More than anyone else in the Navy, a captain needs feedback. Ironically, his position restricts his opportunity to receive advice and act on it. An effective tool for any captain, after taking the measure of his new command, is to formulate a plan with goals and milestones. Soliciting the opinions of his more experienced officers in the initial formulation of the plan will allow him the advantage of multiple viewpoints. Publishing his objectives and allowing for a means of assessment and feedback enable all hands to take ownership and participate intelligently. Commanding officers who have cultivated their peers, and whose superiors are approachable for informal discussions, are in an excellent position to assess their own performance. A captain who chooses to be relieved because he believes himself unable to perform his duties effectively demonstrates the highest standard of professional integrity.

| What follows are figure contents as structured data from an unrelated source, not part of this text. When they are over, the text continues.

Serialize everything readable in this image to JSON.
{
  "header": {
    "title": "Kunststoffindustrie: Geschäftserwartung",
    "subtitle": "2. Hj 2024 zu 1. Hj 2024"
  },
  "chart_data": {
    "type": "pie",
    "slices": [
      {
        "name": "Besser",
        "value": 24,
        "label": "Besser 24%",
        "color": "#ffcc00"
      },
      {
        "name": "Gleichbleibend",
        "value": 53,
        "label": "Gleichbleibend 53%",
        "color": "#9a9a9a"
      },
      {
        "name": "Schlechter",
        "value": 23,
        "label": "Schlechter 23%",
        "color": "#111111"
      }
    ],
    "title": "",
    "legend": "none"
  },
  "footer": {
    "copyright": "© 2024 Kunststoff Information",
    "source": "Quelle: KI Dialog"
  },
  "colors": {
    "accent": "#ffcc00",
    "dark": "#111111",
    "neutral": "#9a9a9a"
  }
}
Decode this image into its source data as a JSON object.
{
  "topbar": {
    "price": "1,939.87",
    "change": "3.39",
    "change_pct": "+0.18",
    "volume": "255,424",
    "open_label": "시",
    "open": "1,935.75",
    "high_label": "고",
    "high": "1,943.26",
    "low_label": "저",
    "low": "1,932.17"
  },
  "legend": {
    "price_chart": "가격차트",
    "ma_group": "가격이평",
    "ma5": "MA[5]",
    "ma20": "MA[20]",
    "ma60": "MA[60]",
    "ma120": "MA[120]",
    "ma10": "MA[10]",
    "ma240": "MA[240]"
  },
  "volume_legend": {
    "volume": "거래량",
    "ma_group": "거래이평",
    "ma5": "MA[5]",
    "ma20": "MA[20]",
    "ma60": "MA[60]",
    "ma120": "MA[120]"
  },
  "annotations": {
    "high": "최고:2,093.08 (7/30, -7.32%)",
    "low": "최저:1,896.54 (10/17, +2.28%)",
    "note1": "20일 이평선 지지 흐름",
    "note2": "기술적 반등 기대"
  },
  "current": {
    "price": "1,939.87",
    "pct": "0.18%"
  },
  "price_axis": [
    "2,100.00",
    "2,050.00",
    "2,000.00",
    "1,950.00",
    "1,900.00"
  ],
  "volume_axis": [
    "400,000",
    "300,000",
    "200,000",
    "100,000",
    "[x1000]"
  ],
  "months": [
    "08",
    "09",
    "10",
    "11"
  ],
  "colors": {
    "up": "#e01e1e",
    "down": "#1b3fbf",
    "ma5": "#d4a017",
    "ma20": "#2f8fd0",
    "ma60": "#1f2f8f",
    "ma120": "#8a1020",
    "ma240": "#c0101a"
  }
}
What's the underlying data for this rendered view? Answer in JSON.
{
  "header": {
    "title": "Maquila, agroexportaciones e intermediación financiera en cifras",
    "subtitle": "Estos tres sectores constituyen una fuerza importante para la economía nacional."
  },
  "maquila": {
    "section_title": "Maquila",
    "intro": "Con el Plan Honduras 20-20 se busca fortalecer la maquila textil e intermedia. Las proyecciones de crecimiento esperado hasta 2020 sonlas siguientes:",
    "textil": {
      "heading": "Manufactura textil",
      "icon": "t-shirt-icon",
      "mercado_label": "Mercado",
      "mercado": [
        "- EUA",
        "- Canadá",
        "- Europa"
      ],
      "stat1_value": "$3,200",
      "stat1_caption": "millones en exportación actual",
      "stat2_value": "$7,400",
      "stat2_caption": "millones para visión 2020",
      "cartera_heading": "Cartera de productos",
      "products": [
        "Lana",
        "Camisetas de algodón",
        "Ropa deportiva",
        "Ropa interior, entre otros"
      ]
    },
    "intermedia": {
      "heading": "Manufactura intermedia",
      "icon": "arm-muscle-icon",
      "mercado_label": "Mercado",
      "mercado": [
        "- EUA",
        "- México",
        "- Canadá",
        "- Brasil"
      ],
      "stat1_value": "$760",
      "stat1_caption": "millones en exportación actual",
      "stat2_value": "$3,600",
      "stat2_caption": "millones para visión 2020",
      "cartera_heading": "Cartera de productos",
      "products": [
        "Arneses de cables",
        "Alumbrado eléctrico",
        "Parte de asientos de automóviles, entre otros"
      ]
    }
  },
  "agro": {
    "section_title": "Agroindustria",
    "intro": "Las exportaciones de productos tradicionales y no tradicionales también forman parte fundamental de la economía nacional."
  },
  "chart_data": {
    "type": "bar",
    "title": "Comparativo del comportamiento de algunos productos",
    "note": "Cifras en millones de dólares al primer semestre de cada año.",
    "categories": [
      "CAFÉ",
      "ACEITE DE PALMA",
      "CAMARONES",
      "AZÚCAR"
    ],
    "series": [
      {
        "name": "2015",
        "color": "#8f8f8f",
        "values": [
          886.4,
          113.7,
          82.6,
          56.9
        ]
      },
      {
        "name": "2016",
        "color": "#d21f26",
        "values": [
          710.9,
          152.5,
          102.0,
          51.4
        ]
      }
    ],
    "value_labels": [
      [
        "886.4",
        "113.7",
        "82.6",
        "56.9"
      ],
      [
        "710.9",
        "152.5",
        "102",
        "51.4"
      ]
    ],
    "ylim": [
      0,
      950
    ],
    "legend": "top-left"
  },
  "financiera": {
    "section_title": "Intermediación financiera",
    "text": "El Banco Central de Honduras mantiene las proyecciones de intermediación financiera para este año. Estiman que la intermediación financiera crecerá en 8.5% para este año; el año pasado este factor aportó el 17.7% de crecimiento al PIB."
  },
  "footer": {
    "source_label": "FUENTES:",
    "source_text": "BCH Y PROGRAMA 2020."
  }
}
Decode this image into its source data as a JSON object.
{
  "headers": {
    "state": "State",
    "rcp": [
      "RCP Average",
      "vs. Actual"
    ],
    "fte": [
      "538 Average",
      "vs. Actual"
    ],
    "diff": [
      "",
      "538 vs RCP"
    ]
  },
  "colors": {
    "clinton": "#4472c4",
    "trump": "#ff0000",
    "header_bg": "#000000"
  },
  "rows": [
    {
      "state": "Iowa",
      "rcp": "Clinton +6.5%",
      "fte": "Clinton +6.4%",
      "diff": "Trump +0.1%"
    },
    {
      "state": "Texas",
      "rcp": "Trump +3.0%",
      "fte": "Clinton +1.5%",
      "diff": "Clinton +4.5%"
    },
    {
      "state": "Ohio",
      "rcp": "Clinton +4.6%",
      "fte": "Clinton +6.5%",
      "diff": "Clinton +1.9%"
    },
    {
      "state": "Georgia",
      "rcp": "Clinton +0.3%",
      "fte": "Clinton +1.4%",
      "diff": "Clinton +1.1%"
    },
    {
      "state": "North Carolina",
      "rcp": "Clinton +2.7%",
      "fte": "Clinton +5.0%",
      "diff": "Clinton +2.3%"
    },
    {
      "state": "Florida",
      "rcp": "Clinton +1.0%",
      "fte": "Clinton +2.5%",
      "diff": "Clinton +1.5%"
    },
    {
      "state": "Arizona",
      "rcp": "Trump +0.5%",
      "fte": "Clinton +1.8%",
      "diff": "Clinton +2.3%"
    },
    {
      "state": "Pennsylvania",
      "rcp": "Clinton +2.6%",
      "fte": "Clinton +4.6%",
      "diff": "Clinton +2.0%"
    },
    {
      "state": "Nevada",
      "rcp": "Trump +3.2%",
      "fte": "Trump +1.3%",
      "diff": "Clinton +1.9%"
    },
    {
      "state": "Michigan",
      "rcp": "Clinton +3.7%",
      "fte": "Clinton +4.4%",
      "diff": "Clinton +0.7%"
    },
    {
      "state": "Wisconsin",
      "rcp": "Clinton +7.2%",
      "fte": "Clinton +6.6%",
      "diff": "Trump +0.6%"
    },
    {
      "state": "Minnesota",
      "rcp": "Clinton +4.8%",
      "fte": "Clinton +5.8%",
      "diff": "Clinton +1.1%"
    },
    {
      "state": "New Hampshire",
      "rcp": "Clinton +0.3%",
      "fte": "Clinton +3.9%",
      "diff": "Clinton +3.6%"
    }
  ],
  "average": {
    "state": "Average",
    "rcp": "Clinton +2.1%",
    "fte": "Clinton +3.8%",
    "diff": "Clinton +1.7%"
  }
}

In this era when wars are short, sudden, and often only one battle long, ships' companies need excellent and honest leaders. The battles of tomorrow will not be listed in the history books with names like Trafalgar, Jutland, Coral Sea, and Midway. No songs will be sung and few novels will be written about this period; terrorist attacks and one-ship engagements will be of interest only to naval buffs and historians. The captain and his ship will be on distant stations and out of mind to his countrymen. He will be alone and literally on the tip of the spear. The captain will be most confident, capable, and effective when he and his crew are in synch.

Chief Quartermaster Hunt retired in 1983, after 20 years of service. While on active duty, he served as craftmaster of the New Bedford (IX-308), as well as on board the experimental hydrofoil Plainview (AGEH-1) and other destroyers, ammunition oilers, submarines, and assault craft. In combat, he served as a gunner and boat commander on river patrol boats and as leading petty officer on Swift boats. Shore tours included service on the staffs of Commander Naval Forces Marianas, Submarine Group San Francisco, and Great Lakes Training Center.